For decades, going back at least as far as the 1973 Roe v. Wade decision that concocted a constitutional right to abortion, conservatives have placed a great emphasis on winning back culture war ground through judicial nominations. As a consequence, Republicans have consistently told political pollsters that the Supreme Court is their top voting issue at a far higher clip than Democrats have. The court, for instance, was certainly the decisive issue in the hotly contested 2016 presidential election.
As the current court term winds down—one featuring a putative 6-3 “conservative” majority, including three new appointees of former President Donald Trump—it is worth taking stock of where the long-term project to make cultural inroads by way of the judiciary stands. We can do so by considering two of this term’s highest-profile cases, the politically charged Obamacare case of California v. Texas and the culturally charged religious liberty case of Fulton v. City of Philadelphia.
In California—”the third installment in our epic Affordable Care Act trilogy,” Justice Samuel Alito quipped in dissent—a 7-2 court majority again left former President Barack Obama’s signature domestic policy untouched. The court declined to reach the substantive constitutional issue and dismissed the lawsuit brought by Texas and 17 other states on the threshold issue of “standing”—lawyer-speak for the need for a plaintiff to show a concrete injury that is traceable to the defendant’s conduct and able to remedied by a court.
The technical standing dispute in California is legally debatable: Trump nominee Justice Neil Gorsuch joined Alito’s lengthy dissent, but Justice Clarence Thomas, who is no less a conservative, joined the majority. Trump’s other two nominees, Justices Brett Kavanaugh and Amy Coney Barrett, also joined the Justice Stephen Breyer-penned majority opinion, despite ubiquitous leftist protestations during their respective nominations—especially Barrett’s last fall—that a Senate vote for confirmation amounted to a vote to repeal Obamacare. So much for that. Senate Judiciary Committee Democrats’ hyperbolic fear-mongering proved just as pointless as conservatives’ various litigation campaigns to overturn Obamacare.
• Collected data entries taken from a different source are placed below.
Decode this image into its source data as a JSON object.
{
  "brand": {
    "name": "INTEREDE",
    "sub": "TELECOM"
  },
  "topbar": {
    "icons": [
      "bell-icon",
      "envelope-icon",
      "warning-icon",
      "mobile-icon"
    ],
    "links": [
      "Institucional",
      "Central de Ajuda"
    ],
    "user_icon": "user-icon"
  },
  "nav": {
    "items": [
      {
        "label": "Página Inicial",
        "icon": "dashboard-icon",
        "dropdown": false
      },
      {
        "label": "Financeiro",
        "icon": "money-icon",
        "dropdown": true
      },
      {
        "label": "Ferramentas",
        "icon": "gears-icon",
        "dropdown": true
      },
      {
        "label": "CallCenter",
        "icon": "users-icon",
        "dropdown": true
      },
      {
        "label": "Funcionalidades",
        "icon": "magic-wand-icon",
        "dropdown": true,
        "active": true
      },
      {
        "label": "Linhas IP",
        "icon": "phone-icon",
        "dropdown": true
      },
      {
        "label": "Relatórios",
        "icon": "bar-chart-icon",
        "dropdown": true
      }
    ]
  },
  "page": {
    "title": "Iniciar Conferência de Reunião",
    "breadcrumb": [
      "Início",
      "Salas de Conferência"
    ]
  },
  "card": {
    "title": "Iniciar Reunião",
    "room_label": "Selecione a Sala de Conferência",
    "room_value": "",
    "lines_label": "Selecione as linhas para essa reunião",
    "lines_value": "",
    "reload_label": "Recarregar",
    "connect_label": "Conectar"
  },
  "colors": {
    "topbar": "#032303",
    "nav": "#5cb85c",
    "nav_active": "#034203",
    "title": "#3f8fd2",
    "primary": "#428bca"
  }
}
In Fulton, a unanimous court held that the city of Philadelphia violated the First Amendment when it refused to contract with Catholic Social Services for the provision of foster care services unless it certified that same-sex couples were permissible as prospective foster parents. Superficially, a 9-0 ruling for CSS is welcome, especially amidst the backdrop of ascendant public support for same-sex marriage and the court’s repeated emphasis on the need for “equal dignity” for same-sex couples that pervaded its landmark 2015 same-sex marriage case, Obergefell v. Hodges. It is indeed notable that no one—not even far-left Justice Sonia Sotomayor—deemed the “dignitary harms” to prospective homosexual foster parents to be so great as to override CSS’ conscience objections.
But Fulton could, and should, have been so much more.
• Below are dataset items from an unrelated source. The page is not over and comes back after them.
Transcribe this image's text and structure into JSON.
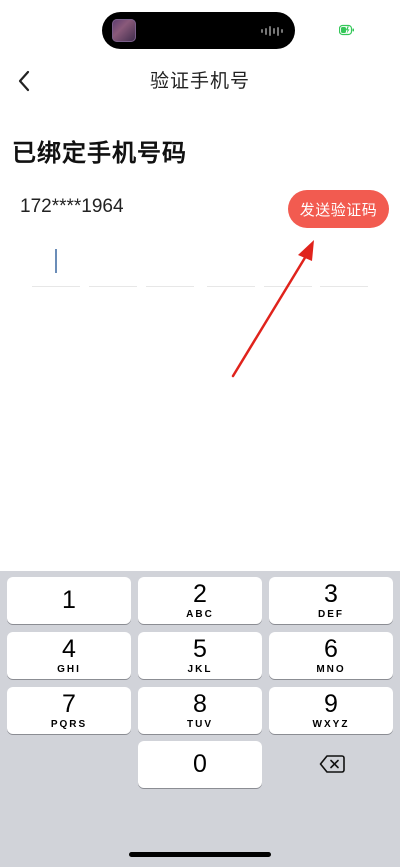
{
  "header": {
    "title": "验证手机号"
  },
  "main": {
    "heading": "已绑定手机号码",
    "phone": "172****1964",
    "send_code_label": "发送验证码"
  },
  "keyboard": {
    "keys": [
      {
        "digit": "1",
        "letters": ""
      },
      {
        "digit": "2",
        "letters": "ABC"
      },
      {
        "digit": "3",
        "letters": "DEF"
      },
      {
        "digit": "4",
        "letters": "GHI"
      },
      {
        "digit": "5",
        "letters": "JKL"
      },
      {
        "digit": "6",
        "letters": "MNO"
      },
      {
        "digit": "7",
        "letters": "PQRS"
      },
      {
        "digit": "8",
        "letters": "TUV"
      },
      {
        "digit": "9",
        "letters": "WXYZ"
      },
      {
        "digit": "0",
        "letters": ""
      }
    ]
  },
  "colors": {
    "accent": "#f25b50",
    "annotation_arrow": "#e0231c",
    "keyboard_bg": "#d1d3d9"
  },
  "icons": {
    "back": "chevron-left-icon",
    "delete": "backspace-icon",
    "battery": "battery-charging-icon"
  }
}
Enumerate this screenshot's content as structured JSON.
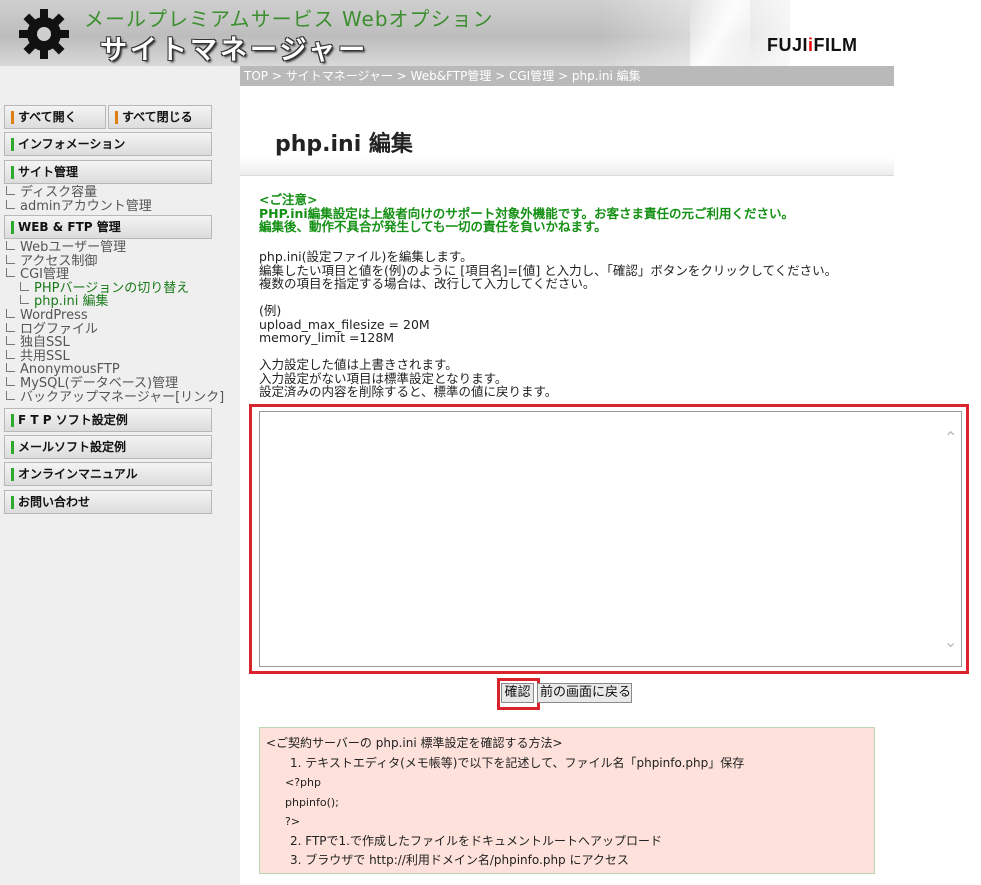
{
  "header": {
    "subtitle": "メールプレミアムサービス Webオプション",
    "title": "サイトマネージャー",
    "brand_a": "FUJI",
    "brand_dot": "i",
    "brand_b": "FILM"
  },
  "breadcrumb": "TOP > サイトマネージャー > Web&FTP管理 > CGI管理 > php.ini 編集",
  "sidebar": {
    "expand_all": "すべて開く",
    "collapse_all": "すべて閉じる",
    "information": "インフォメーション",
    "site_admin": "サイト管理",
    "site_items": [
      "ディスク容量",
      "adminアカウント管理"
    ],
    "web_ftp": "WEB & FTP 管理",
    "web_items_a": [
      "Webユーザー管理",
      "アクセス制御",
      "CGI管理"
    ],
    "cgi_items": [
      "PHPバージョンの切り替え",
      "php.ini 編集"
    ],
    "web_items_b": [
      "WordPress",
      "ログファイル",
      "独自SSL",
      "共用SSL",
      "AnonymousFTP",
      "MySQL(データベース)管理",
      "バックアップマネージャー[リンク]"
    ],
    "ftp_examples": "F T P ソフト設定例",
    "mail_examples": "メールソフト設定例",
    "manual": "オンラインマニュアル",
    "contact": "お問い合わせ"
  },
  "main": {
    "heading": "php.ini 編集",
    "notice": [
      "<ご注意>",
      "PHP.ini編集設定は上級者向けのサポート対象外機能です。お客さま責任の元ご利用ください。",
      "編集後、動作不具合が発生しても一切の責任を負いかねます。"
    ],
    "desc": [
      "php.ini(設定ファイル)を編集します。",
      "編集したい項目と値を(例)のように [項目名]=[値] と入力し、「確認」ボタンをクリックしてください。",
      "複数の項目を指定する場合は、改行して入力してください。"
    ],
    "example": [
      "(例)",
      "upload_max_filesize = 20M",
      "memory_limit =128M"
    ],
    "notes": [
      "入力設定した値は上書きされます。",
      "入力設定がない項目は標準設定となります。",
      "設定済みの内容を削除すると、標準の値に戻ります。"
    ],
    "editor_value": "",
    "confirm_label": "確認",
    "back_label": "前の画面に戻る",
    "info": {
      "title": "<ご契約サーバーの php.ini 標準設定を確認する方法>",
      "step1": "1. テキストエディタ(メモ帳等)で以下を記述して、ファイル名「phpinfo.php」保存",
      "code": [
        "<?php",
        "phpinfo();",
        "?>"
      ],
      "step2": "2. FTPで1.で作成したファイルをドキュメントルートへアップロード",
      "step3": "3. ブラウザで http://利用ドメイン名/phpinfo.php にアクセス"
    }
  }
}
Fulton represented the court’s best opportunity in years to overrule Employment Division, Department of Human Resources of Oregon v. Smith, a deeply controversial 1990 ruling from the late Justice Antonin Scalia that disclaimed any First Amendment violation where a neutral law of general applicability has an incidental effect of curtailing religious freedom.
Smith was always legally dubious and as a pragmatic matter would countenance the constitutionality of Catholic Mass-infringing generic wine bans and kashrut-infringing generic requirements to stun an animal before slaughtering it—as Alito described in his 77-page concurrence that frankly read more like a dissent. Chief Justice John Roberts’ exceedingly narrow decision “might as well be written on the dissolving paper sold in magic shops,” Alito snarked. But Kavanaugh and Barrett apparently disagreed, depriving the court of a five-justice anti-Smith majority.
It is time for a reckoning. The conservative legal movement needs to soberly confront and grapple with its shortcomings. Some of those shortcomings are structural, such as an undue emphasis on nominating and promoting libertarian-leaning jurists who are passionate about reining in the administrative state, but reluctant to defiantly wade in on dreaded “cultural issues.”
And some of those shortcomings are methodological—namely, the widespread adoption of a blinkered positivist and historicist originalist jurisprudence to the exclusion of a more substantively conservative and natural law-informed jurisprudence, such as what I call “common good originalism.”
Regardless, the reality is that, as South Texas College of Law professor Josh Blackman recently wrote: “We don’t have a 6-3 conservative court. We have a 3-3-3 court,” including three centrists of varying degrees of malleability. Unless fundamental changes are made that cut to the core of the modern conservative legal movement, conservatives will remain disappointed. The court is not, and will not be, our savior.